Italian businesses had been attacked by angry mobs, and Italian people hurt. There had been those who had spoken out against the violence and those too who had helped their Italian neighbours, but there were others who, like Annette Hodson were the kind who seized on any excuse to take against other people.

Then, by order of the Government, all those Italian men who had not taken out British citizenship had been rounded up and sent away to be interned for the duration of the war. That had led to more violence and also to terrible deprivation for those families deprived of their main breadwinners.

Italian families with sons who had British passports and who were in the armed forces found that
they were being treated with as much hostility as though they were the enemy, and those with Italian blood had quickly learned to be on their guard.

‘I’ll bet she was down the shelter last night, though, taking up a space that by rights should have gone to a proper British person,’ Annette was jeering. ‘If I had my way, it wouldn’t just be the Italian men I’d have had rounded up; I’d have rounded up the women and the kids as well and put the whole lot of them behind bars. Aye, and I’d have told Hitler he could come and bomb them any time he liked, and good riddance. ’Oo knows what she gets up to? For all we know she could be a ruddy spy.’

Ignoring Annette’s insults, Lena stepped out into the road to walk past her and then gasped as a small piece of broken brick hit her on the arm. Automatically she turned round to see Annette’s youngest, four-year-old Larry, grinning triumphantly as he called out in a shrill voice, ‘I got her, Mam. Ruddy Eyetie.’

‘Good for you, our Larry. Go on, throw another at her, Eyetie spy,’ Annette encouraged her son, laughing as he bent down to pick up another piece of broken brick.

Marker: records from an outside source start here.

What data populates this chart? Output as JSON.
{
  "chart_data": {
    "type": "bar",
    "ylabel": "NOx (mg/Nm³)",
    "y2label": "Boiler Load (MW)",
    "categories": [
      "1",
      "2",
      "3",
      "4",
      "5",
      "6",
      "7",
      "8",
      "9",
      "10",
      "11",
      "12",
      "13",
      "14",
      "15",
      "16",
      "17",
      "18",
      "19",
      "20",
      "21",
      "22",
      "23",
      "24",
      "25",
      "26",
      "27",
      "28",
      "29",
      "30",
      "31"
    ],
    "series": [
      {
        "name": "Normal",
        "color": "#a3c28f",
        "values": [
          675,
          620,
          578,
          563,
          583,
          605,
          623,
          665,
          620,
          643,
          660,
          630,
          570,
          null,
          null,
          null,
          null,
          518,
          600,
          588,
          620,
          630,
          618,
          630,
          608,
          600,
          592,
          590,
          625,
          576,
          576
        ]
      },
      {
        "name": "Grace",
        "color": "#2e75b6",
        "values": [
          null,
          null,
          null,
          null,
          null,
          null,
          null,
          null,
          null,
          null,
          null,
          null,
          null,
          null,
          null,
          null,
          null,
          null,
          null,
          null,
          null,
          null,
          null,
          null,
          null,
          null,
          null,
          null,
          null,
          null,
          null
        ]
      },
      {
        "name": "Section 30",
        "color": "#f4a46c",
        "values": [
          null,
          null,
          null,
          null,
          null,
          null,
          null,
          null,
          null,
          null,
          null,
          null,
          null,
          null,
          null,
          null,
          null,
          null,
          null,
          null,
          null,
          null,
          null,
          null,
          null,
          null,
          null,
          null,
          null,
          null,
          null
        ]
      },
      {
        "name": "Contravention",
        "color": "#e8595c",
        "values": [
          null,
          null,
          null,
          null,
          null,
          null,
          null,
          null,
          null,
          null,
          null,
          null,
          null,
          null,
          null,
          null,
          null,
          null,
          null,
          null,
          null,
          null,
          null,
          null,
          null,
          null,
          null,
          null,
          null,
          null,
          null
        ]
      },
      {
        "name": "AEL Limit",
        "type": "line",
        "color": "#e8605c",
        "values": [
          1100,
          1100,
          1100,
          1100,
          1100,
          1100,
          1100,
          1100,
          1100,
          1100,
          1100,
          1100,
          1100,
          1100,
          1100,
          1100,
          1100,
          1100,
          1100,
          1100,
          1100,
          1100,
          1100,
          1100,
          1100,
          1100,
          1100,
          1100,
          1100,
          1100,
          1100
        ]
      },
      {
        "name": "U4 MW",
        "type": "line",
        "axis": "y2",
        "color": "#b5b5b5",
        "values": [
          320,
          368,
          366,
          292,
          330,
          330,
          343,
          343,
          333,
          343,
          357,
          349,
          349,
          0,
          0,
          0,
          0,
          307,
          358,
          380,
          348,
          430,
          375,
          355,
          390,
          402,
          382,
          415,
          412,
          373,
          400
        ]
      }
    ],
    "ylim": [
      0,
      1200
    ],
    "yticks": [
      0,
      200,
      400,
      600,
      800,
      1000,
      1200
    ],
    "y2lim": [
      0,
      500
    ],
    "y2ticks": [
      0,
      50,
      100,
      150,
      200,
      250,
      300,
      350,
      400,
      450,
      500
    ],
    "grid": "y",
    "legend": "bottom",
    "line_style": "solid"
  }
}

She wasn’t going to run, Lena told herself fiercely, she wasn’t. She would think about
him
instead, her lovely, lovely soldier boy. That way she couldn’t feel the pain of the sharp pieces of brick the children gathered round Annette were now hurling at her with shrieks of glee. They didn’t mean any harm, not really. It was just a game to them. Lena gasped as someone threw a heavier piece, which caught her between her shoulder blades, almost causing her to stumble.

‘Eyetie spy, Eyetie spy,’ the children were chanting. ‘Come on, let’s get her … Let’s kill the spy.’

‘What’s going on here?’

Lena had never felt more relieved to see the familiar face of the local policeman as he grabbed her arm to steady her.